Jannis Kounellis
Presented by Sprovieri Gallery London
At Ambika P3, University of Westminster, London
23 April – 30 May 2010
Greco-Italian artist Jannis Kounellis, a key figure in international contemporary art for over forty years, will create major new works, especially conceived for Ambika P3. Using the unique characteristics offered by the spaces of Ambika P3 as his canvas, this major new exhibition, presented by Sprovieri Gallery, will be the first solo presentation by Kounellis in a public London space since the Whitechapel Art Gallery exhibition in 1982.
Jannis Kounellis was initially associated with the Italian Arte Povera of the late 1960s, a movement that tried to free art from the conventions, structures and the market place restrictions of the day, and also (through the nature of the materials used) to make an art much closer to the everyday life of people. In 1969 he was made famous by a work he presented in Rome in which he temporarily turned a gallery into a stable for twelve horses.

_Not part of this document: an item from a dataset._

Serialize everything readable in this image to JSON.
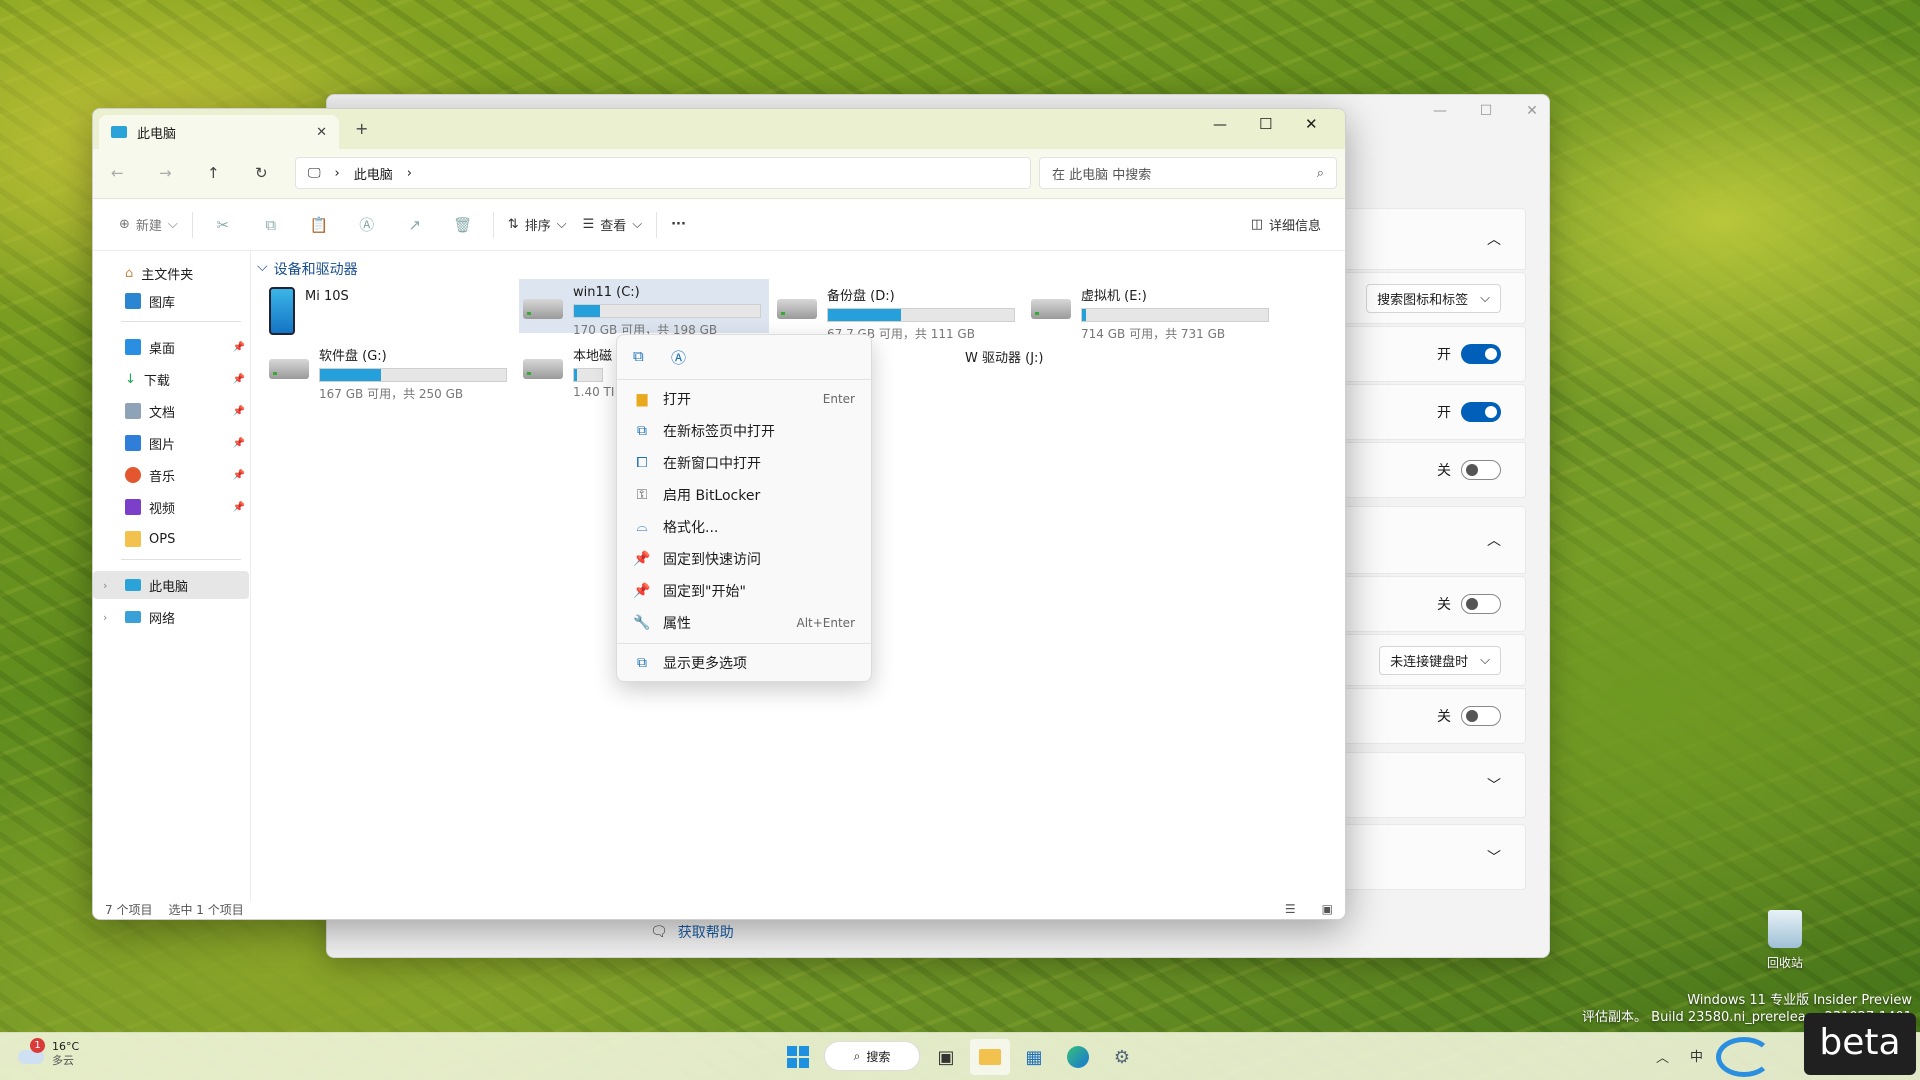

Since then, through his continued pushing of the boundaries of what is considered art, Kounellis has remained at the forefront of developments in contemporary art.

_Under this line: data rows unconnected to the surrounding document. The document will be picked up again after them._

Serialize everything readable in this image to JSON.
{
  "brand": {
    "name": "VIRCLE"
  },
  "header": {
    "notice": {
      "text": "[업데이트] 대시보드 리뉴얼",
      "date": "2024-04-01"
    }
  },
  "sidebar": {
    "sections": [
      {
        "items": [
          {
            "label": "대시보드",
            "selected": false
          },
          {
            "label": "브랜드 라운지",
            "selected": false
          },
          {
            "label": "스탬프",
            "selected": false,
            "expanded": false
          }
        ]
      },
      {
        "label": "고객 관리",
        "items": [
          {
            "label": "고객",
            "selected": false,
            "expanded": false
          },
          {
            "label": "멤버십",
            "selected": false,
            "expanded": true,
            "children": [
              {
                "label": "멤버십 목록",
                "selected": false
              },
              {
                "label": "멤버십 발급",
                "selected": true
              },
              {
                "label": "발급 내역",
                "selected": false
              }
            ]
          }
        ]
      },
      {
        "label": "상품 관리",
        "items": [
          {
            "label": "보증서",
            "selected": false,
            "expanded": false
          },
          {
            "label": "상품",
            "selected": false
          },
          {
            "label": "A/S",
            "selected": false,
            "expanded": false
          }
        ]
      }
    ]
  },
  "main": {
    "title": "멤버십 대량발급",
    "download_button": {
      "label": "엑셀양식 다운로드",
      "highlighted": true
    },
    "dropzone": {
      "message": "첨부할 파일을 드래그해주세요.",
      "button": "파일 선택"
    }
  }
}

While his works are perhaps best known for their frequently epic scale, it is in the details of their making that they are at their most human. Always made from a gathering of everyday materials (such as wool, sacking, used clothing, old musical instruments or pieces of steel), when grouped together these disparate ingredients take on new meanings and associations. In one famous untitled work from 1967, Kounellis cut a sheet of steel into the shape of a flower, and inserted a gas flame at its centre – the hard, metallic cold of the steel contrasting with the form of the inanimate flower, which in turn gave forth a hot, (life and death giving) lick of fire. In another piece from 2004, installed in a space filled with oriental carpets and covered by an army of falling steel crosses suggesting the encounter of two different cultures, he again contrasted the textures, strengths and uses of the materials, while reconnecting them to man through their histories.
Starting his career as a painter, Kounellis still describes his practice as painting. His first paintings were exactly the size of one of the walls in his house. Physical space then became his canvas and in this respect the actual making of his works also becomes something of a performance, in which the space is articulated by the placing of the objects within it. It is no surprise therefore that Kounellis works only within carefully selected spaces.